Seven Fat Cows, Seven Thin Cows

Seven fat cows, seven thin cows: hoarding and storing the seeds of deliverance, easily the best and most comprehensive treatment I've seen of the subject thus far;
Now the difference between hoarding and stockpiling is this - once you are already in a crisis AND there is a meaningful and rational system for ensuring people have access to food, building up stores can disrupt the existing system and its fairness. This is hoarding, and it is problematic. That is, if there’s just enough rice to around, *and it is going around in a fairly just way* those who are wealthy enough to build up private stocks can disrupt the system, and shouldn’t. That, however is not the case now. First of all, there’s more than enough food to go around, and second of all, justice has not been the major concern.
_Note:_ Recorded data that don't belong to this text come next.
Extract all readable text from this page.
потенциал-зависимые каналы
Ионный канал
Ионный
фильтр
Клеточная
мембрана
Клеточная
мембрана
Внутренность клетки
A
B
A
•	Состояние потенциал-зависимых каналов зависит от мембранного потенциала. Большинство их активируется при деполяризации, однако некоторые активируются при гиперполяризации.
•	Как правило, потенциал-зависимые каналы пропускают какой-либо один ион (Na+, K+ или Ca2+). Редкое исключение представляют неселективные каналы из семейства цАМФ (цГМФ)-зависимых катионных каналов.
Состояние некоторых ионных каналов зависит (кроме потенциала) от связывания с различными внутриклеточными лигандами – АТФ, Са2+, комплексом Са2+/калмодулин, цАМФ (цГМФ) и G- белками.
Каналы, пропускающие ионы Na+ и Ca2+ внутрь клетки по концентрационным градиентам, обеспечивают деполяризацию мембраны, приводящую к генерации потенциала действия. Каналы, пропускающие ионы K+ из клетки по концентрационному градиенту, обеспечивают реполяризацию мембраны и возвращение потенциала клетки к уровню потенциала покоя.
How do we know this? Well, in 2007, the world produced enough calories to feed everyone in the world half again more calories in grain than they need. With 6.6 billion people, we could feed 1/3 more people, raising the world’s population up to 10 million on present agricultural yields of grain alone - this excludes all vegetables, fruits, grass fed meats and forageable plants. That is, right now we are not experiencing shortages of food in any absolute sense.

This, I think is a deeply important point. When I observe things like this, people usually not that there is no such thing as perfectly fair food distribution, and that is, of course true. It is also true that we are so far away from even a remotely just system of distribution that if we could even approximate a level of concern for the world’s populace that exeeded our concern for our cars, I’d be happy. The reality is that rich people eat three times - they eat some grain. Then they eat meat, fed on enough grain to feed an ordinary person many times over, and then they feed their cars, their pets, the birds and occasionally burn some grain and legumes in their stoves. We entirely lack a system that simply says “humans get the first products of agricultural labor” - that is, that people outrank the cars, dogs, and desire for steak of the average rich world denizen.
The predicament is strictly manmade, arising at the level of our cultural habits and choices. The hegemons who enriched Bill and Hillary Clinton to the tune of $110 Million over the last decade have constructed and proliferated a morally blind global monoculture.